D’importantes subventions publiques
Pourtant, si l’Union européenne a adopté en 2016 une directive imposant à la France de réduire de 30% ses émissions d’ammoniac d’ici à 2030, l’enquête montre que rien ne change : au contraire, les émissions ont continué d’augmenter. Les enquêteurs notent que « seule une minorité de mesures ont été pleinement réalisées. Si des fiches de bonnes conduites ont bien été produites, le développement de matériels d’épandages moins émissifs demeure, par exemple, au stade expérimental. » En cause : la volonté de préserver la rentabilité des industriels. L’adoption d’une redevance sur la production d’engrais azotés, proposée par la Convention citoyenne pour le climat et jugée nécessaire par nombre de spécialistes, a ainsi été rejetée par le gouvernement au motif d’« un risque élevé de perte de compétitivité […] et un faible rendement en termes de bénéfices environnementaux », avant d’être seulement « envisagée » si les émissions ne diminuent pas sur deux ans consécutifs…
Les enquêteurs pointent les stratégies mises en œuvre par les industriels pour contourner la réglementation. L’usine Timac, bien qu’elle émette des quantités anormalement élevées d’ammoniac, a réussi pendant quinze ans à échapper aux radars des autorités. Comment ? En déclarant une activité de broyage de matières minérales, n’impliquant pas de rejets d’ammoniac, plutôt que de production de fertilisants.
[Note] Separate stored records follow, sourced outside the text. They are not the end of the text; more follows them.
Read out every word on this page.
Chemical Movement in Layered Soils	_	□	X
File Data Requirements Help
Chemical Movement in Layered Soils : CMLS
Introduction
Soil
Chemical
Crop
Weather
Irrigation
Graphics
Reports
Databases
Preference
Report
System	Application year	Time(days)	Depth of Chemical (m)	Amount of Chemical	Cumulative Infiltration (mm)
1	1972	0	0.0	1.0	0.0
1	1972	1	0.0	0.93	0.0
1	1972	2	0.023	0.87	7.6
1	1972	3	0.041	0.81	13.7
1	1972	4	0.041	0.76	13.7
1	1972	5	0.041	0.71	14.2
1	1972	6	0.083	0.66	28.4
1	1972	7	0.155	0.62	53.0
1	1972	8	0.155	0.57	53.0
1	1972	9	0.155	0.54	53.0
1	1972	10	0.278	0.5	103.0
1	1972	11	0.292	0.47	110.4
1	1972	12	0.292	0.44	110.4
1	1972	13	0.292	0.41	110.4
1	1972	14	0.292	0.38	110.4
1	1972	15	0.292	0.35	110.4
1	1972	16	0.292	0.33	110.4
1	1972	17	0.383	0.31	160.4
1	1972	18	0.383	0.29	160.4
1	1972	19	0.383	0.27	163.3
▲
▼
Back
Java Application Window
De plus, l’impact en termes d’émissions des projets d’extension ou de création d’exploitations agricoles classées à risque pour l’environnement (ICPE), soumis à autorisation, est souvent insuffisamment pris en compte par les études d’impact réalisées par les porteurs de ces projets. Même si une exploitation respecte individuellement la réglementation, les effets de cumul avec les installations voisines peuvent être importants.
Et les autorités n’hésitent pas à fermer les yeux, voire à encourager les activités polluantes. Les auteurs de l’enquête soulignent que certains gros pollueurs reçoivent d’importantes subventions publiques : une ferme industrielle comme la SA Kerjean, responsable de la pollution dramatique de la rivière Penzé, dans le nord du Finistère, le 2 avril dernier , et classée « dans le top cinq des principaux émetteurs d’ammoniac en Bretagne », a touché « 98 000 € d’aides » au titre de la politique agricole commune de l’Union européenne (PAC) en 2019, soit cinq fois plus qu’un agriculteur moyen. La Région va même jusqu’à entrer au capital de sociétés agro-industrielles, comme Yêr Breizh ou Eureden, « de quoi faire craindre le risque de conflit d’intérêt entre la politique régionale et l’agro-industrie… au détriment de la qualité de l’air des Bretons. » Le status quo risque de prévaloir encore longtemps.